Roosevelt tried to get the government to adopt simpler spellings for 300 words but Congress blocked him. He used simple spellings in all White House memos, pressing forward his effort to "make our spelling a little less foolish and fantastic."

Newspaper's 40-year experiment
The Chicago Tribune aulso got into th act, uezing simpler spelingz in th nuezpaeper for about 40 years, ending in 1975. Plae-riet George Bernard Shaw, hoo roet moest of his mateerial in shorthand, left muny in his wil for th development of a nue English alfabet.

Carnegie, Dewey, Roosevelt and Shaw's work followed attempts by Benjamin Franklin, Daniel Webster and Mark Twain to advance simpler spelling. Twain lobbied The Associated Press at its 1906 annual meeting to "adopt and use our simplified forms and spread them to the ends of the earth." AP declined.

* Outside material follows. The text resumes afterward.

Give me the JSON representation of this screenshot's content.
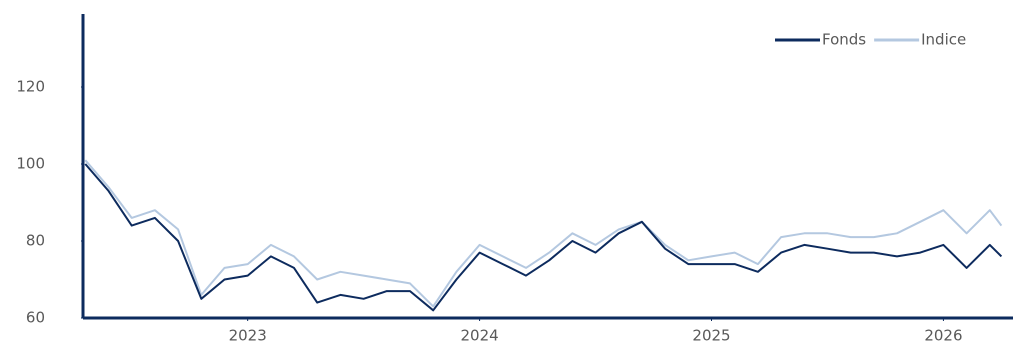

But for aul th hi-proefiel and skolarly eforts, the iedeea of funy-luuking but simpler spelingz didn't captivaet the masez then — or now.

"I think that the average person simply did not see this as a needed change or a necessary change or something that was ... going to change their lives for the better," said Marilyn Cocchiola Holt, manager of the Pennsylvania department of the Carnegie Library of Pittsburgh.

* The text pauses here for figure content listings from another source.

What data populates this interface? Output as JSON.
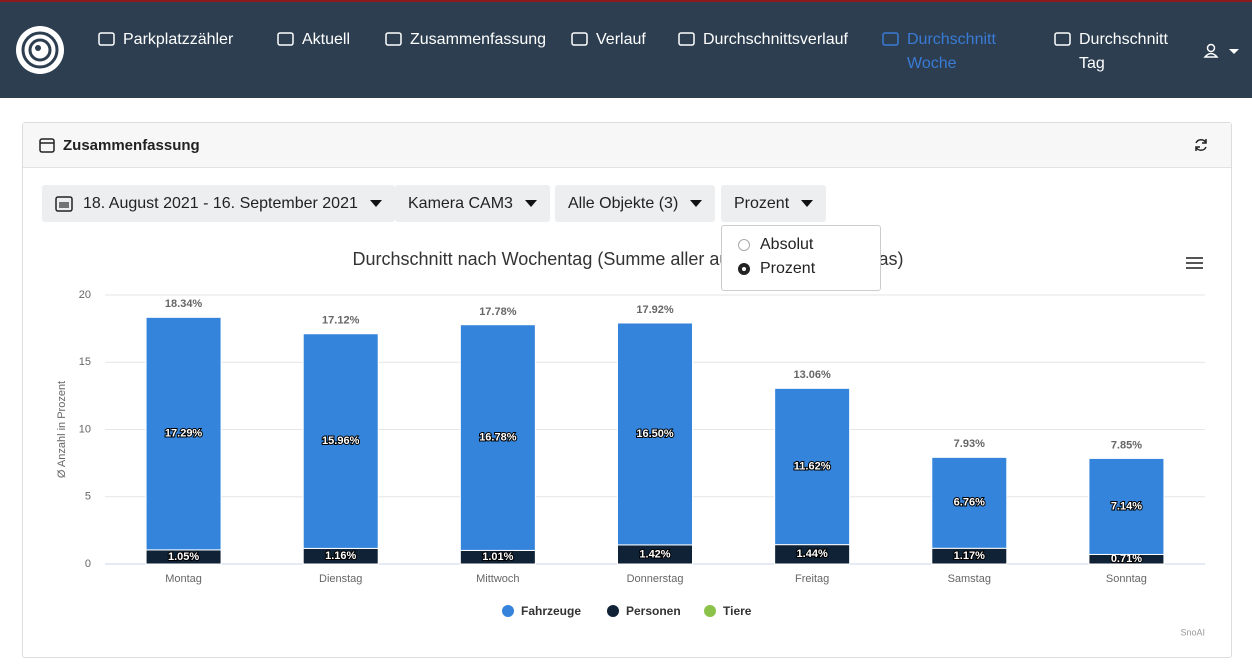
{
  "nav": {
    "items": [
      "Parkplatzzähler",
      "Aktuell",
      "Zusammenfassung",
      "Verlauf",
      "Durchschnittsverlauf",
      "Durchschnitt Woche",
      "Durchschnitt Tag"
    ],
    "active": 5
  },
  "panel": {
    "title": "Zusammenfassung"
  },
  "filters": [
    "18. August 2021 - 16. September 2021",
    "Kamera CAM3",
    "Alle Objekte (3)",
    "Prozent"
  ],
  "dropdown": {
    "options": [
      "Absolut",
      "Prozent"
    ],
    "selected": 1
  },
  "chart_data": {
    "type": "stacked_bar",
    "title": "Durchschnitt nach Wochentag (Summe aller ausgewählten Kameras)",
    "y_label": "Ø Anzahl in Prozent",
    "credit": "SnoAI",
    "categories": [
      "Montag",
      "Dienstag",
      "Mittwoch",
      "Donnerstag",
      "Freitag",
      "Samstag",
      "Sonntag"
    ],
    "ylim": [
      0,
      20
    ],
    "yticks": [
      0,
      5,
      10,
      15,
      20
    ],
    "grid": true,
    "series": [
      {
        "name": "Personen",
        "color": "#0f2236",
        "values": [
          1.05,
          1.16,
          1.01,
          1.42,
          1.44,
          1.17,
          0.71
        ],
        "value_labels": [
          "1.05%",
          "1.16%",
          "1.01%",
          "1.42%",
          "1.44%",
          "1.17%",
          "0.71%"
        ]
      },
      {
        "name": "Fahrzeuge",
        "color": "#3584dc",
        "values": [
          17.29,
          15.96,
          16.78,
          16.5,
          11.62,
          6.76,
          7.14
        ],
        "value_labels": [
          "17.29%",
          "15.96%",
          "16.78%",
          "16.50%",
          "11.62%",
          "6.76%",
          "7.14%"
        ]
      },
      {
        "name": "Tiere",
        "color": "#8bc34a",
        "values": [
          0,
          0,
          0,
          0,
          0,
          0,
          0
        ]
      }
    ],
    "legend_order": [
      1,
      0,
      2
    ],
    "totals": [
      18.34,
      17.12,
      17.78,
      17.92,
      13.06,
      7.93,
      7.85
    ],
    "total_labels": [
      "18.34%",
      "17.12%",
      "17.78%",
      "17.92%",
      "13.06%",
      "7.93%",
      "7.85%"
    ]
  }
}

Carnegie, hoo embraest teknolojy, died in in 1919, wel befor sel foenz went maenstreem. Had he livd, he probably wuud hav bin pleezd to no that milyonz of peepl send text and instant mesejez evry dae uezing thair oen formz of simplified speling: "Hav a gr8 day!"

© 2006 The Associated Press. All rights reserved. This material may not be published, broadcast, rewritten or redistributed.
URL: http://msnbc.msn.com/id/13716134/?GT1=8307


Mom70x7

Quote"I think that the average person simply did not see this as a needed change or a necessary change or something that was ... going to change their lives for the better," said Marilyn Cocchiola Holt, manager of the Pennsylvania department of the Carnegie Library of Pittsburgh.

I agree.  :)

Spelling will adapt and change, just not as fast as some of the other people quoted in the article want it to change.

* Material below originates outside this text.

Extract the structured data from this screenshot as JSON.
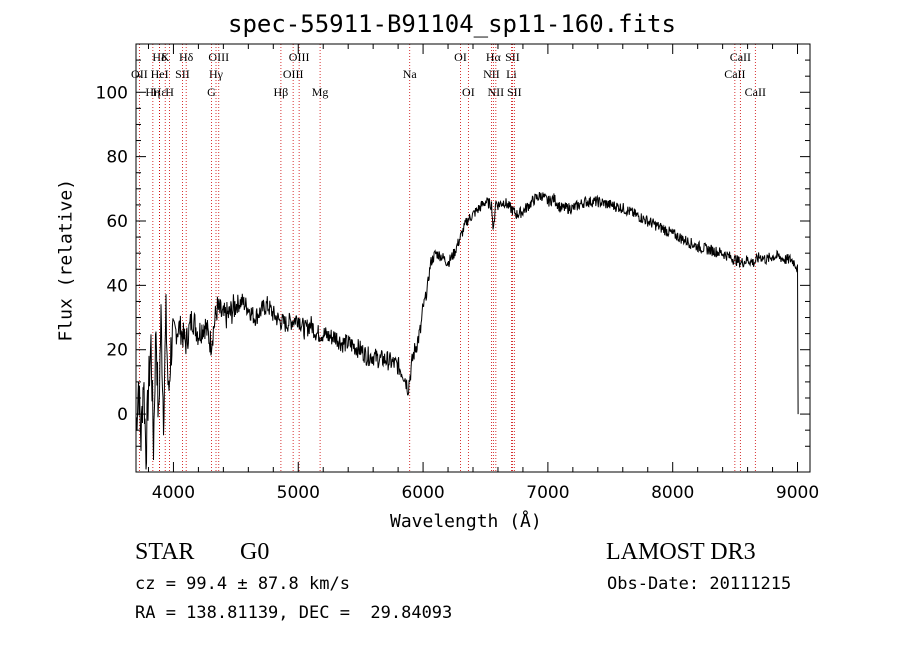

Some of those paragraphs were too hard for me to read!  ;)

Janet Harrington

The way to read them was very fast, just pronouncing what was there instead of trying to figure what was written.  I didn't have any problem, but I am against changing the way that we do things.  Just because another country does it that way, does not mean we have to.  Just because all your friends were going to jump off a cliff doesn't mean that you have to.  ha ha

Teresa

Quote from: Janet Harrington on July 05, 2006, 08:05:57 PM
Just because all your friends were going to jump off a cliff doesn't mean that you have to.  ha ha

** ::)**
Lord help me.. If I ever hear that statement again it will be too soon..
And I actually think I said it to my kids..
Wonder if they hated it as much as when my mother used to say it to me?
;)
Well Behaved Women Rarely Make History !

Jody

my grandfather was ahead of his  time! {james crismas]     HE CHANGED OUR NAME FROM CHRISTMAS TO CRISMAS  HIS MOTHER WROTE HIM ANASKED HIM IF HE  HAD FORGOTTEN  HOW TO SPELL HIS NAME.  I  GUESS HE THOUGHT IF THE LETTERS ARE SILENT YOU DONOT NEED THEM!           

Joanna

   I think for that to work, you'd have to have a whole generation of folks that learned to spell both ways.  Think of the teacher's nightmare!  I still remember arguing with my teacher that there was no reason to put that extra 'e' in the word money.  A teacher would never win with a whole classroom arguing about how to spell things they each pronounce differently!
wash & warsh, crick & creek, sheep & range maggot (Just kidding!)
   I suppose it wouldn't be any harder than learning a whole new language; but the only foreign words I've ever bothered to learn are the ones that I have to use to order my favorite mexican or chinese food!
   I imagine it will happen anyway.  The short cuts used for text messages and license plates are sometimes a puzzle, but the ones used on emails and chat rooms are mostly pretty easy to figure out and adopt.  It will probably creep up on us all, whether we like it or not.  I have used "thru" and "donut" for years, and I'm sure there are dozens of other words I use like that without even considering the spelling.  Thank goodness I don't get graded on it anymore! ::)

Wilma

I shorten words, too, but my spell check catches me everytime.  Not that I change it, but I am made aware of it.